Was there any doubt this moment wasn’t going to be on this list? Similarly to the brief  “Jimmer” period of time in basketball history, kids around the globe were saying “Back out to Allen,” as they pulled up for three. Every NBA fan probably knows where they were when Allen released the 22-footer to tie Game 6 of the NBA Finals.

For the defending NBA Champion, Miami Heat, fending off the San Antonio Spurs was an extremely difficult task. With then young buck Kawhi Leonard all over Lebron James in this series, the Heat struggled to find a rhythm on offense. With 12 seconds left in the game the Heat were down by 3 points. James put up a desperate attempt from beyond the arc, hoping to tie the game. It missed, but power forward Chris Bosh miraculously grabbed the rebound, and kicked the ball out to shooting guard Ray Allen. With a mass of bodies flying at him, Allen hit the shot of the decade and tied the game with five seconds remaining. The Heat went on to win Game 6, and eventually the NBA Championship, completing their defense of the title. 

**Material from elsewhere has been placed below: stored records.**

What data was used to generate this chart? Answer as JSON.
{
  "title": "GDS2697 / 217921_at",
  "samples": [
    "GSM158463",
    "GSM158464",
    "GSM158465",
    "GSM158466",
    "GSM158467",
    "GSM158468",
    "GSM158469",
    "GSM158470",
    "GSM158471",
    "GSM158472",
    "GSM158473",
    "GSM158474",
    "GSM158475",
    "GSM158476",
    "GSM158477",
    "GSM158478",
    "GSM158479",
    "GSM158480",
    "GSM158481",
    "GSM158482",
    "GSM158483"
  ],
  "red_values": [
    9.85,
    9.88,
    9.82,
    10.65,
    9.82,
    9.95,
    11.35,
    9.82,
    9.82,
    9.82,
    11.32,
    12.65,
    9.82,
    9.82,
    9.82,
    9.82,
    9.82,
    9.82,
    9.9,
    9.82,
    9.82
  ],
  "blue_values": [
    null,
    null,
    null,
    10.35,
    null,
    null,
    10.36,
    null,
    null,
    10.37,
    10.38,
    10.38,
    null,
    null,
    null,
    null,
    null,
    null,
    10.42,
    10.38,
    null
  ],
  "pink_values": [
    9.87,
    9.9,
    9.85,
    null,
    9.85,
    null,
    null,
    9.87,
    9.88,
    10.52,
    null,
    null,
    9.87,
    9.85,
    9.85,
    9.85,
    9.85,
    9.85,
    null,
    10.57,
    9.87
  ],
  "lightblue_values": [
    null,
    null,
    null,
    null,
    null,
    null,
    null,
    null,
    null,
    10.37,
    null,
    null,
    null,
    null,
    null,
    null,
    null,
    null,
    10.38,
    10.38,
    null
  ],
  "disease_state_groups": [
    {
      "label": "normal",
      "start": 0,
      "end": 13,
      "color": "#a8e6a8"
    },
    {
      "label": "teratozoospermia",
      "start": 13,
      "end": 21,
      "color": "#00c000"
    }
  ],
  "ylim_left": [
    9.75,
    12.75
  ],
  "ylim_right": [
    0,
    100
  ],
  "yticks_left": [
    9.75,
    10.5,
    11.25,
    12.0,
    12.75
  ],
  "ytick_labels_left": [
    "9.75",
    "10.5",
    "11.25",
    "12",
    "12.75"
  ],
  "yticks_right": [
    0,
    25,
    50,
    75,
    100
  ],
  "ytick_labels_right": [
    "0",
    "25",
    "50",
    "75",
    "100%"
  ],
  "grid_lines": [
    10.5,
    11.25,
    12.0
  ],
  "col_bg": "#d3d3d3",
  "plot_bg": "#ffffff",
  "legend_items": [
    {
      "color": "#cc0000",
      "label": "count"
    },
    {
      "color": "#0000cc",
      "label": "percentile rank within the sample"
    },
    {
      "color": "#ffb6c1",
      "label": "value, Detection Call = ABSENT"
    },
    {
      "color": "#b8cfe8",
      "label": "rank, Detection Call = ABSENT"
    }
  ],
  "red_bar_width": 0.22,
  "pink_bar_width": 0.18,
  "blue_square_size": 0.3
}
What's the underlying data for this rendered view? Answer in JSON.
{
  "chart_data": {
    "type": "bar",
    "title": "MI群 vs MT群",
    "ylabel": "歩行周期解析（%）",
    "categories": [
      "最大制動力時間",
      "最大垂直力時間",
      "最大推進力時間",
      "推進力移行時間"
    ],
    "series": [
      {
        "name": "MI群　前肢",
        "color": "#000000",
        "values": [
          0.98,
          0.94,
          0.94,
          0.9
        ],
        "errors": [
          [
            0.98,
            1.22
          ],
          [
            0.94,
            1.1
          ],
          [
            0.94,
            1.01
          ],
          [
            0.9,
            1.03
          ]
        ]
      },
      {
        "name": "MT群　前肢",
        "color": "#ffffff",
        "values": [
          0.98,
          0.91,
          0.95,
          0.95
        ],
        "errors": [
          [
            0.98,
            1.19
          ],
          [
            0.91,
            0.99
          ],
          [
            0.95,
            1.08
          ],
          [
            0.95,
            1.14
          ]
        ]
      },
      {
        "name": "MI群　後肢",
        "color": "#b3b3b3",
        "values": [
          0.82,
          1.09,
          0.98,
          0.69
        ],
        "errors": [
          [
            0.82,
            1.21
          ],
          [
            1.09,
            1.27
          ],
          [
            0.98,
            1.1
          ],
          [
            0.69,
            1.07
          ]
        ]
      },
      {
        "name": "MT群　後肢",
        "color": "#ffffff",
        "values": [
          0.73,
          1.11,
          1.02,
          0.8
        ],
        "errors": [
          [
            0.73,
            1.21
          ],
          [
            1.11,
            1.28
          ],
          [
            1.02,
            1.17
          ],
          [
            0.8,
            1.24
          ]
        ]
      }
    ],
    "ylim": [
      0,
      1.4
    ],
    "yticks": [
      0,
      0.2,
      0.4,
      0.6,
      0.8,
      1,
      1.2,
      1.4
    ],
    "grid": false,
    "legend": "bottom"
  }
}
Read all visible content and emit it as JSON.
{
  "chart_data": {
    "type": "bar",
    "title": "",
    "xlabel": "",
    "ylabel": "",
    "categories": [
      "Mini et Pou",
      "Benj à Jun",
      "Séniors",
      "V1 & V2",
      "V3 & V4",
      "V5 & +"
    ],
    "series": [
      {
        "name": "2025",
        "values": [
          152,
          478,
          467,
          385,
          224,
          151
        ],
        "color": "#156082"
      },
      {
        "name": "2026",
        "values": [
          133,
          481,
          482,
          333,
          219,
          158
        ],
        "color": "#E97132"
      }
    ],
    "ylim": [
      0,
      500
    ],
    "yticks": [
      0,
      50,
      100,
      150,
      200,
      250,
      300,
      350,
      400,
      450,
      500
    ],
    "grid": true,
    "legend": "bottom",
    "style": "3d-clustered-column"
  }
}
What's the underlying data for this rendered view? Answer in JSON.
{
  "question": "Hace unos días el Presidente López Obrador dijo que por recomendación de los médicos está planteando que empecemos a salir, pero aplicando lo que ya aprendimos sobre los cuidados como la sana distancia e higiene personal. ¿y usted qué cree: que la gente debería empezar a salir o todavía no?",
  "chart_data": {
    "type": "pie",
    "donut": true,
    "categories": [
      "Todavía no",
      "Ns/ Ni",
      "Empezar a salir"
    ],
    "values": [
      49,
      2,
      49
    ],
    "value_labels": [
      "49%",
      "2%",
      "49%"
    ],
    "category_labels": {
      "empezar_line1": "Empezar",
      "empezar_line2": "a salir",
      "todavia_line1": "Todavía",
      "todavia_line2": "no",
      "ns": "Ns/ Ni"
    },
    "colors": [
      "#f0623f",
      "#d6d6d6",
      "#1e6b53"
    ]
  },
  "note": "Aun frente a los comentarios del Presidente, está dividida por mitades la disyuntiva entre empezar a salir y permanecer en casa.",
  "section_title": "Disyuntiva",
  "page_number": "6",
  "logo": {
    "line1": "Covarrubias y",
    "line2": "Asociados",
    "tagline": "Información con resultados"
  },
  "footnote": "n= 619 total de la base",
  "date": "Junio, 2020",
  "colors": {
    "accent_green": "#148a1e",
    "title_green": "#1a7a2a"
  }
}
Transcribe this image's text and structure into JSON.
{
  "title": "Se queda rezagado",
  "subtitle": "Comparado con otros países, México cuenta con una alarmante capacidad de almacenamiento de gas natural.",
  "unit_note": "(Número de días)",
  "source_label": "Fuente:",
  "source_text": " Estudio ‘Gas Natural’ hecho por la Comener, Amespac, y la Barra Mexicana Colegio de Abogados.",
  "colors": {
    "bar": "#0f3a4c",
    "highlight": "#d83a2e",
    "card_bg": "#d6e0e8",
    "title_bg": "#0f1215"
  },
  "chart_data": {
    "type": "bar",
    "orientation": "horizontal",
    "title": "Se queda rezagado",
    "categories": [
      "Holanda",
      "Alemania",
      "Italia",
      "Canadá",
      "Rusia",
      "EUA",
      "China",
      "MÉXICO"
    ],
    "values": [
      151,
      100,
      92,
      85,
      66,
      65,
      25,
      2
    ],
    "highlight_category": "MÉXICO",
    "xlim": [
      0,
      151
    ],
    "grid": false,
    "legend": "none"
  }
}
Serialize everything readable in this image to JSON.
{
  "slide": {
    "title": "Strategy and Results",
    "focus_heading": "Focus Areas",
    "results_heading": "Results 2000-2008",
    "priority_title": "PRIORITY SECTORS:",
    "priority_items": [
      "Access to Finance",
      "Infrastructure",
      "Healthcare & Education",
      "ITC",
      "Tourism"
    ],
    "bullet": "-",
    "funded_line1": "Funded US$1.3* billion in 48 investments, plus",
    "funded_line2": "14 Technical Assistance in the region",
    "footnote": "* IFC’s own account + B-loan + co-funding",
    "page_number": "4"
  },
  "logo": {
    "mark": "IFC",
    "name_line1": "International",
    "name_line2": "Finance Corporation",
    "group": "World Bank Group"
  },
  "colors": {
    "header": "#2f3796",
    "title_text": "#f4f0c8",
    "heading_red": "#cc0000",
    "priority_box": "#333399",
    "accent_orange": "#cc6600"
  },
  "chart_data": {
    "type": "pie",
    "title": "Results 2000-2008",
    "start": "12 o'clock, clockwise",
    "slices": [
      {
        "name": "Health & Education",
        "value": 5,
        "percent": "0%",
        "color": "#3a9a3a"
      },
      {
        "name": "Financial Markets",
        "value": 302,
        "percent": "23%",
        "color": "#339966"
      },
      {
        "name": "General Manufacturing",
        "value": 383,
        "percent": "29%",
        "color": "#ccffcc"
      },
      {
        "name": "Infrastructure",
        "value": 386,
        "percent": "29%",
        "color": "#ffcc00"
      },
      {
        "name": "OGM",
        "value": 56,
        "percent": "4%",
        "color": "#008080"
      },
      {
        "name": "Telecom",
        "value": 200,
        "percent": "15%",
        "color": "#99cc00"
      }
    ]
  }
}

Some view this shot as a saving grace for Lebron’s career, because if Allen missed, James would be an abysmal two for nine in Finals appearances. I look at this shot in a different manner. Instead of using this as fuel to the Anti-James train, I look back on this moment and appreciate the greatness of Ray Allen. Perhaps the best three-point shooter of all-time, with only Stephen Curry in the debate alongside him, Allen’s career was very unappreciated. For me, this shot is a sweet moment that I’ll tell my grandkids.